Drawing Equirectangular Perspectives for Immersive Panoramas



This is a companion web page for the paper Drawing Equirectangular VR Panoramas with Ruler, Compass, and Protractor, which heavily revises and expands upon preliminary results presented in my Macau conference paper, Drawing Equirectangular Perspectives for Immersive Panoramas.


Currently it holds the VR panoramas mentioned in the text, an equirectangular grid, and a tutorial video.

The colored grid helps you to keep track of lines as they cross the horizon. I use it for both my own handmade sketching and for digital sketching with my drawing program prototype Eq A Sketch 360. It has been used by a lot of artists, and even adopted by Microsoft's app Sketch 360 (which also uses my algorithms for calculating equirectangular lines).

You can view my ongoing series of equirectangular drawing tutorials at my youtube channel to learn how to use the grid.

My plan is to place here, as time permits, more representative examples, notes, and code, to further supplement the paper.


On this website you can also see:

The companion page for my paper on fisheye spherical perspective (Ruler, Compass, and Nail: Constructing a Total Spherical Perspective).

My experimental equirectangular drawing app, Eq A Sketch 360, and a paper about it that I wrote for the Artech 2019 meeting.

Examples of equirectangular spherical perspectives

Equirectangular spherical perspective isn't as nice as azimuthal equidistant spherical perspective in terms of great circle plots. Great circles plot like elevation=arctan(a.cos(azimuth)), which with the apex at high latitudes makes for some rather squarish lines. But these too can be well approximated by ruler and compass (see my paper above).

The good thing about these equirectangular perspectives is that Flickr, Google, Facebook, and so on, know how to render them as VR panoramas. In short, they wrap the perspective drawing around a sphere and put you at the center. What you get is a spherical anamorphosis, i.e., the immersive optical illusion of being inside the original environment.

In the examples below you can see the flat perspective, drawn by hand, followed by its VR panorama. Click on the panorama and then drag the mouse to navigate it.

A drawing of ISEL's inner courtyard.

Click on the picture below to see it as a VR panorama.

panoramic drawing of ISEL engineering school

Construction of the vanishing points of ISEL's inner courtyard.

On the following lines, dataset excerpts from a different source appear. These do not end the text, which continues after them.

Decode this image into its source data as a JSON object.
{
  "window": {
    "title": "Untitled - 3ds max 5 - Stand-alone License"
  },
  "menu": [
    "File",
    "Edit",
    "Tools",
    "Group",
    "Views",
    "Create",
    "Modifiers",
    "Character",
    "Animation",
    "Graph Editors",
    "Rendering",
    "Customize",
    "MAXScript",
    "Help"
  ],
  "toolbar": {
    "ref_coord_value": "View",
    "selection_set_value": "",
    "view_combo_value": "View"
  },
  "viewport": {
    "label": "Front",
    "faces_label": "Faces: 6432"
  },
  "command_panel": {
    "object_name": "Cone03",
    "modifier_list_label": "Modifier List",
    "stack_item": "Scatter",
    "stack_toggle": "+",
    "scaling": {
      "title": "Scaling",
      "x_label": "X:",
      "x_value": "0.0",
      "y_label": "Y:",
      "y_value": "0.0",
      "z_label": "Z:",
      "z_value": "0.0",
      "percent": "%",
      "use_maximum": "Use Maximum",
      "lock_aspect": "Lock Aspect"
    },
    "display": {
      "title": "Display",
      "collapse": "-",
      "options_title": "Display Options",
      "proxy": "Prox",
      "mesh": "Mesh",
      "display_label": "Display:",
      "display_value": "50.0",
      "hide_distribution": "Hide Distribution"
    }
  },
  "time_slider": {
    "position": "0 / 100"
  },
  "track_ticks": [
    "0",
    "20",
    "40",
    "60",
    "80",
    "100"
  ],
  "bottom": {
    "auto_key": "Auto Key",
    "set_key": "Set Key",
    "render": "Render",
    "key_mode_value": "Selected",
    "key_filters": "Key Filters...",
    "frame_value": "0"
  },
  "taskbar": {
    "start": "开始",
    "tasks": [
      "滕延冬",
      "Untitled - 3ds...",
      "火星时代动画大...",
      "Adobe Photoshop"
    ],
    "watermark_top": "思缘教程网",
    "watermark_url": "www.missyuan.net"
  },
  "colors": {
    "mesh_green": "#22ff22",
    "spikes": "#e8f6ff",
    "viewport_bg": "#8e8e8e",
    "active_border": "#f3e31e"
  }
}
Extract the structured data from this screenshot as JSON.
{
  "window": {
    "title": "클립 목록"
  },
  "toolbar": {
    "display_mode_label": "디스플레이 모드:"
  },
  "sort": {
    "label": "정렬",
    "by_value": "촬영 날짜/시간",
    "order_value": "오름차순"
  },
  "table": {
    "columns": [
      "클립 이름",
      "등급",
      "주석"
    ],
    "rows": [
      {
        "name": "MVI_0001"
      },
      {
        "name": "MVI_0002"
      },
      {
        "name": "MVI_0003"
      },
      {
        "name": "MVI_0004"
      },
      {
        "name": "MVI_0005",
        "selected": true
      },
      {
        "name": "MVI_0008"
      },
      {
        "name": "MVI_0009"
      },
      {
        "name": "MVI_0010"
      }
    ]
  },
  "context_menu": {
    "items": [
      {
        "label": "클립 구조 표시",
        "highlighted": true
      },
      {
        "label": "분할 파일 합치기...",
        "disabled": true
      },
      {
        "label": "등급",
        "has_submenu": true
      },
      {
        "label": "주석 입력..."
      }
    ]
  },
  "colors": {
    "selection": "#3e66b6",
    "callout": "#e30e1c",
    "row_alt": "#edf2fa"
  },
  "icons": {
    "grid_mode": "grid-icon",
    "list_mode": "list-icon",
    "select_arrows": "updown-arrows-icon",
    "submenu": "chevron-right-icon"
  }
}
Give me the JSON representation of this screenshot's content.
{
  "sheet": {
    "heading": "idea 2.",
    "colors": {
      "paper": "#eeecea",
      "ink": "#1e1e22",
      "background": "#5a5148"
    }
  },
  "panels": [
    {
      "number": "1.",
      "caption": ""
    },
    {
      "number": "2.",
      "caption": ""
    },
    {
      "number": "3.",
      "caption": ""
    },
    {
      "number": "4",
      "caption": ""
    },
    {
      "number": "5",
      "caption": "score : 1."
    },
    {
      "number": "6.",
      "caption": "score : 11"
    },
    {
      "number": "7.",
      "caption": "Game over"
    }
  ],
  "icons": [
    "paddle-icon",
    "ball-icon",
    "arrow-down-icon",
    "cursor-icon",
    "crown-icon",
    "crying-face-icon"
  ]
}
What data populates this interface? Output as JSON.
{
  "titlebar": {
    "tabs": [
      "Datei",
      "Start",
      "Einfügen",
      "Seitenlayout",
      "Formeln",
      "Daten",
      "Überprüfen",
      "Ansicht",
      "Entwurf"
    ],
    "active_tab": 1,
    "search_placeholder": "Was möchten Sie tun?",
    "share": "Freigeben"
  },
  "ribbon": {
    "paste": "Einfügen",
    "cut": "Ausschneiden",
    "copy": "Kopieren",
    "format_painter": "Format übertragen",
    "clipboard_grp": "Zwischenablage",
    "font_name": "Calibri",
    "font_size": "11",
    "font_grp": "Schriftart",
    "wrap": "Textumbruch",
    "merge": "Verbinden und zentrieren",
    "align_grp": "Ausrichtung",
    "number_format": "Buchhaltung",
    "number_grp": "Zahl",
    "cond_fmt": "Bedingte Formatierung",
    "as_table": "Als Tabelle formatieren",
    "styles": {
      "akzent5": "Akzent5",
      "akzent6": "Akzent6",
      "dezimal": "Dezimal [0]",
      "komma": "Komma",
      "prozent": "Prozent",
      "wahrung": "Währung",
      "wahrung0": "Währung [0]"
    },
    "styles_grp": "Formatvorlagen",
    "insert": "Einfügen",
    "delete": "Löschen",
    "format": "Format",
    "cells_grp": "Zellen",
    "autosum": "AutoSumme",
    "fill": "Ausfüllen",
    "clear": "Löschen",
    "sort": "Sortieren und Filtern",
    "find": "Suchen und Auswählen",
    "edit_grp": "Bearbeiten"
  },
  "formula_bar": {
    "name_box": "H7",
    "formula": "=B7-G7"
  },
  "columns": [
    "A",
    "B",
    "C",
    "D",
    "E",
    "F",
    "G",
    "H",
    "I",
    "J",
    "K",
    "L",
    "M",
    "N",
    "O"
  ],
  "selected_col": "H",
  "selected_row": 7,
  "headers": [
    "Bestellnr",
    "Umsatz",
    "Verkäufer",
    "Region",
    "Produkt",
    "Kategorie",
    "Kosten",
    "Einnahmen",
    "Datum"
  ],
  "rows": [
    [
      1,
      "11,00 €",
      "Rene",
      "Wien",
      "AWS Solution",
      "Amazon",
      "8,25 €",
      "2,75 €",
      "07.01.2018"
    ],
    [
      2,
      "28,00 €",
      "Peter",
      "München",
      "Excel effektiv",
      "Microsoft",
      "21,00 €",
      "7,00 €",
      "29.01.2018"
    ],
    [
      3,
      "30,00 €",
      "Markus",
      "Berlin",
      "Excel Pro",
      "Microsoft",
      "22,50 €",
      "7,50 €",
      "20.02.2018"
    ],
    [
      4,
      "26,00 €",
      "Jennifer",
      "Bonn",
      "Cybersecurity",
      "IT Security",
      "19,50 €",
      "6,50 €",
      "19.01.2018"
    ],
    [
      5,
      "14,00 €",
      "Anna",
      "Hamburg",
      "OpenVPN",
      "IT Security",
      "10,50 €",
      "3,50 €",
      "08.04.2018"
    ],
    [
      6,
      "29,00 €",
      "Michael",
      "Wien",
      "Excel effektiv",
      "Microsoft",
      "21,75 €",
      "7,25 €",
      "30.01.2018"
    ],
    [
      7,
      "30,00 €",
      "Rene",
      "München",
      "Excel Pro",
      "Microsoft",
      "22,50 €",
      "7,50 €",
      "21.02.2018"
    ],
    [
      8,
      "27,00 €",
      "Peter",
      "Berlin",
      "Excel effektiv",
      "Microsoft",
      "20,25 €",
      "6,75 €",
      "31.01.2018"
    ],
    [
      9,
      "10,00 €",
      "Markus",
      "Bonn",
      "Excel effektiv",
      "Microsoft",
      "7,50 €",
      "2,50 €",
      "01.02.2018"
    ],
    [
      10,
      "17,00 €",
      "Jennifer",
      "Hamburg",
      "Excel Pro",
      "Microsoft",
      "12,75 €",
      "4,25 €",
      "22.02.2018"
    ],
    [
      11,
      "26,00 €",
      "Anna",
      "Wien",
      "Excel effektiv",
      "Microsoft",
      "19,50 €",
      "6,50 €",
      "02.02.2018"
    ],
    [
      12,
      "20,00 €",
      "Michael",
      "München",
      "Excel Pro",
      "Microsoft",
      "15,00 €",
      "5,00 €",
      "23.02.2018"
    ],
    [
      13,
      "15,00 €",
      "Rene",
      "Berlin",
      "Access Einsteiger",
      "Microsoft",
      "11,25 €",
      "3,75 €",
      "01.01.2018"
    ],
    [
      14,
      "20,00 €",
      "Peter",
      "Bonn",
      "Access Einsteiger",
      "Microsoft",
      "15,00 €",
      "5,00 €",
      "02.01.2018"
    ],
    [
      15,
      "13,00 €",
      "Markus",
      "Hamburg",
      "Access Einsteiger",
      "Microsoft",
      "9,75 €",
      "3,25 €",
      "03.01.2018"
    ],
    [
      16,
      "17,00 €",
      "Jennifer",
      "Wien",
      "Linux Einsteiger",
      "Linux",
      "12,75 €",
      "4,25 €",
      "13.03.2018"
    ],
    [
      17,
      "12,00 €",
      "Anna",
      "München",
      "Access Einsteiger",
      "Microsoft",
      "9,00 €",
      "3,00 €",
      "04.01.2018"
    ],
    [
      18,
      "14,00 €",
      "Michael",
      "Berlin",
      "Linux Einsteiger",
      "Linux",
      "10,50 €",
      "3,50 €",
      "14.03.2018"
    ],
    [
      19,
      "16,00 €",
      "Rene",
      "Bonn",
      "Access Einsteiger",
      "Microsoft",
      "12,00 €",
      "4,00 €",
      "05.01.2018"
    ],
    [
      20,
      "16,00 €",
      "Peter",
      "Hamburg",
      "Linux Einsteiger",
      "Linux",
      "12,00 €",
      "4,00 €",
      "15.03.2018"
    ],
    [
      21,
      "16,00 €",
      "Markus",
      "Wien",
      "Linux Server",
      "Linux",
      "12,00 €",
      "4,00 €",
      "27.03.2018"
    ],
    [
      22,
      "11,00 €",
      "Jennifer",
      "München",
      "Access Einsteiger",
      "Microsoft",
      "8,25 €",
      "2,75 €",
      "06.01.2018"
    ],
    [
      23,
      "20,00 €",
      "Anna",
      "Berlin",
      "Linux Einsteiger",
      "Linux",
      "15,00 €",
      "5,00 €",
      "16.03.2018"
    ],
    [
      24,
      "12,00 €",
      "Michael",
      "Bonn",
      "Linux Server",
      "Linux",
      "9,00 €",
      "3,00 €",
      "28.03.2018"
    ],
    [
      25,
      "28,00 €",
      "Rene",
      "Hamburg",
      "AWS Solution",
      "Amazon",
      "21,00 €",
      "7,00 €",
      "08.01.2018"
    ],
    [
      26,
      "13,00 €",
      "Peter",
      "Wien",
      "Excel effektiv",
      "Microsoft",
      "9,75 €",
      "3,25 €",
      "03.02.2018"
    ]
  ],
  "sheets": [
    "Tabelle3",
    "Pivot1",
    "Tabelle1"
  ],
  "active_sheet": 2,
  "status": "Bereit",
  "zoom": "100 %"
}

Click on the picture below to see it as a VR panorama.

panoramic drawing of ISEL, an engineering school in Portugal

A cubical room seen from its center.

Click on the picture below to see it as a VR panorama.

Equirectangular panorama of a cubic room

Below we have an equirectangular perspective of three pencils of straight lines, going to 15, 45, and 75 longitude vanishing points respectively, from left to eight. We can see that these lines take a rather complex sigmoidal shape. Yet they can all be obtained by translations and crops from the equirectangular grid below (see my video tutorial on the sliding grid method).

Click on the picture below to see it as a VR panorama.

testlines2

A drawing from observation of my stairwell.

Click on the picture below to see it as a VR panorama.

fig_handdrawing

A drawing of a room from observation. Notice the regular tiling on the floor.

Click on the picture below to see it as a VR panorama.

Equirectangular Sketch of my room - continued

Video

You can see a video about the sliding grid method which I introduced in my paper, Drawing Equirectangular VR Panoramas with Ruler, Compass, and Protractor.


Grid

The following grid may be useful if you want to apply the sliding grid method. You can download it in higher resolution here. You can learn how to use it in my youtube channel.


EXIF injections:

Placing VR panoramas on facebook requires injection of the correct EXIF data. An easy way to do it online is through the Thexifer web app.

You can for instance choose Make as "RICOH" and Model as "RICOH THETA S".

An alternative, quicker way to do it is with The 360 Toolkit, a web site that is also very practical for converting between equirectangular perspective and cubemaps.

An advanced editor for fancier Exif stuff on the desktop is ExifTool, and you can use it with jExifToolGUI as a graphical frontend.